Koordinator Stafsus Presiden Ari Dwipayana menyebut banyak yang menyalahartikan pernyataan Presiden Joko Widodo (Jokowi) terkait presiden hingga menteri boleh kampanye dan memihak. Ari menjelaskan bahwa Jokowi bicara hal itu dalam konteks menjawab pertanyaan media.
"Pernyataan Bapak Presiden di Halim, Rabu 24/01/2024, telah banyak disalahartikan. Apa yang disampaikan oleh Presiden dalam konteks menjawab pertanyaan media tentang Menteri yang ikut tim sukses," kata Ari dilansir detikNews, Kamis (25/1/2024).
Kata Ari, dalam merespons pertanyaan itu, Jokowi memberikan penjelasan terutama terkait aturan main dalam berdemokrasi bagi Menteri maupun Presiden. Hal itu sebagaimana diatur dalam pasal 281, UU no. 7 tahun 2017 tentang Pemilu, bahwa Kampanye Pemilu boleh mengikutsertakan Presiden, Wakil Presiden, Menteri, dan juga Kepala Daerah dan Wakil Kepala Daerah.
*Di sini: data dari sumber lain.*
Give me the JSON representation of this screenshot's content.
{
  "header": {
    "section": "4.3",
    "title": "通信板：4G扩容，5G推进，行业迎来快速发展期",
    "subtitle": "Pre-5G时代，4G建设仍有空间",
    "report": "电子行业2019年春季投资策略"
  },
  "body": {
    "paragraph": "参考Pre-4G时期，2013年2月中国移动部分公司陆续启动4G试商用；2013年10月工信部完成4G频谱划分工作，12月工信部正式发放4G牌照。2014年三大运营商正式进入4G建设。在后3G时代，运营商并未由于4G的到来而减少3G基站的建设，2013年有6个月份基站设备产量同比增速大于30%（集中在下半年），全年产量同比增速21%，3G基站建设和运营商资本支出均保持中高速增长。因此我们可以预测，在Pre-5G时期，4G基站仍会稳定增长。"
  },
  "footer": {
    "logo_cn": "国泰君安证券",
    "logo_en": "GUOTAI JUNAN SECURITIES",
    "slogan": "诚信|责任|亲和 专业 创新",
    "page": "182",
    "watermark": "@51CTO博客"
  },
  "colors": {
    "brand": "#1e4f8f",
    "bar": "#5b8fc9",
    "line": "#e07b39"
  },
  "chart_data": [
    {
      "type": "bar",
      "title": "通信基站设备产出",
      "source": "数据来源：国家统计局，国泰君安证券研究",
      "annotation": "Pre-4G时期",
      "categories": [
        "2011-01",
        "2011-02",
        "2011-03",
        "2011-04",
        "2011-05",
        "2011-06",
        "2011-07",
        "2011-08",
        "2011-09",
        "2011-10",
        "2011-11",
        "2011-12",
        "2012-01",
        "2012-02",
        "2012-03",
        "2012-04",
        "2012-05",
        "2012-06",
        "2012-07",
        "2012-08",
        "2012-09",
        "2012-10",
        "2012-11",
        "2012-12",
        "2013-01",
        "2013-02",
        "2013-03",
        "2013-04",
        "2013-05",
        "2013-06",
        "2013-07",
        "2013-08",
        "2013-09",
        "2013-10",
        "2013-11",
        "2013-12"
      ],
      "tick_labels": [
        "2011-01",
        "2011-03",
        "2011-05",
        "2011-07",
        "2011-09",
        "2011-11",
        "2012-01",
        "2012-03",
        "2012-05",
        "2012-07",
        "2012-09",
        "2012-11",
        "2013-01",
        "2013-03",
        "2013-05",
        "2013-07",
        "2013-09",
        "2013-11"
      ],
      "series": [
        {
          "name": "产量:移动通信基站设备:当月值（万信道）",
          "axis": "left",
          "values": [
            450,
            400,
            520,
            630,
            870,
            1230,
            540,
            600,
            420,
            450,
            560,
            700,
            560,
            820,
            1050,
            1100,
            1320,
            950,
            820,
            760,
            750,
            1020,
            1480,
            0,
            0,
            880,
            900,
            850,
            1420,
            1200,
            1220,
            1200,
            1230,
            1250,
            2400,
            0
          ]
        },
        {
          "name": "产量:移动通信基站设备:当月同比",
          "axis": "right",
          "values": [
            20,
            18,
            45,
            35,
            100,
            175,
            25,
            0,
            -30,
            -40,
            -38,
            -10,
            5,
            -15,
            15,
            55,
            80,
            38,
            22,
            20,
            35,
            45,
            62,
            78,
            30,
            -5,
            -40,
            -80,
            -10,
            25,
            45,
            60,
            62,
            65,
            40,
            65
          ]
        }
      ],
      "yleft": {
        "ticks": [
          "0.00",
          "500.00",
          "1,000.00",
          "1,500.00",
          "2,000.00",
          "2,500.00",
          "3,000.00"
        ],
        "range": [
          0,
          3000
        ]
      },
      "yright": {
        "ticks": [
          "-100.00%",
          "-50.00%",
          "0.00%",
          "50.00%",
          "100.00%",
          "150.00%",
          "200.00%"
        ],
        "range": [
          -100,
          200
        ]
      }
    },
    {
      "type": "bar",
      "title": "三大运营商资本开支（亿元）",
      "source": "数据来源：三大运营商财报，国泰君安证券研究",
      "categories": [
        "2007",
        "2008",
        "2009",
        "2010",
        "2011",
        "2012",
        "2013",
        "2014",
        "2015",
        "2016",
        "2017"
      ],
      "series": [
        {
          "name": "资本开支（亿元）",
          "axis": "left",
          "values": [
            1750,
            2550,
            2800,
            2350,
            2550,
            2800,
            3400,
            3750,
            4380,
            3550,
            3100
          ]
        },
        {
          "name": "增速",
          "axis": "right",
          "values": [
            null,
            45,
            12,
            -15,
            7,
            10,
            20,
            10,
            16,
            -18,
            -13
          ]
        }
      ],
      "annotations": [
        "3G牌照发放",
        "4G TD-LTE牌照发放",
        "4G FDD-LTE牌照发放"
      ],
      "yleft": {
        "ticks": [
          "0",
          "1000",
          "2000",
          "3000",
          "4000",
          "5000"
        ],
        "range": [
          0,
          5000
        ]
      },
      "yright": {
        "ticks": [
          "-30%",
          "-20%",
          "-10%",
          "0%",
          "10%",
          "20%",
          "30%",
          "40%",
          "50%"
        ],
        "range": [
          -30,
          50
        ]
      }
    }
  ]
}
SCROLL TO CONTINUE WITH CONTENT
"Artinya, Presiden boleh berkampanye. Ini jelas ditegaskan dalam UU," kata Ari.
Ari mengatakan, tentunya dengan syarat harus cuti jika ikut berkampanye dan tidak menggunakan fasilitas negara.
"Tapi, memang ada syaratnya jika Presiden ikut berkampanye. Pertama, tidak menggunakan fasilitas dalam jabatannya, kecuali fasilitas pengamanan bagi pejabat negara sesuai aturan yang berlaku. Dan kedua, menjalani cuti di luar tanggungan negara," ujarnya.
Ari mengatakan undang-undang menjamin hak preferensi politik presiden. Namun dengan tetap mengikuti mekanisme dan aturan yang ada
Baca juga: KPU Soal Presiden Boleh Kampanye: Harus Cuti |
"Dengan diizinkannya Presiden untuk berkampanye, artinya Undang-Undang Pemilu juga menjamin hak Presiden untuk mempunyai preferensi politik pada partai atau pasangan calon tertentu sebagai peserta Pemilu yang dikampanyekan, dengan tetap mengikuti pagar-pagar yang telah diatur dalam UU," ujarnya.
Ari menyebutkan apa yang disampaikan Jokowi, bukan hal yang baru. Dia pun menekankan hal itu sudah ada aturan yang dimuat dalam undang-undang.
"Sekali lagi, apa yang disampaikan Presiden Jokowi bukan hal yang baru. Koridor aturan terkait hal ini sudah ada di UU Pemilu. Demikian pula dengan praktek politiknya juga bisa dicek dalam sejarah pemilu setelah reformasi," ujarnya.
Ari lantas memberi contoh presiden sebelumnya yang terikat dengan partai politik yakni Presiden ke-5 RI Megawati Soekarnoputri dan Presiden ke-6 RI Susilo Bambang Yudhoyono. Ari mengatakan keduanya bahkan ikut dalam kampanye untuk memenangkan partai.
"Presiden-presiden sebelumnya, mulai Presiden ke 5 dan ke 6, yang juga memiliki preferensi politik yang jelas dengan partai politik yang didukungnya dan ikut berkampanye untuk memenangkan partai yang didukungnya," ujarnya.
Meski diizinkan, Ari menegaskan semua pejabat politik harus mematuhi aturan yang berlaku jika ikut dalam kampanye. Hal itu juga yang ditegaskan dalam pernyataan Jokowi.
"Selain itu Presiden juga menegaskan bahwa semua pejabat publik/pejabat politik harus berpegang pada aturan main. Kalau aturan memperbolehkan, silakan dijalankan. Kalau aturan melarang maka tidak boleh dilakukan. Itu artinya, Presiden menegaskan kembali bahwa setiap pejabat publik/pejabat politik harus mengikuti/ patuh pada aturan main dalam berdemokrasi," ujarnya.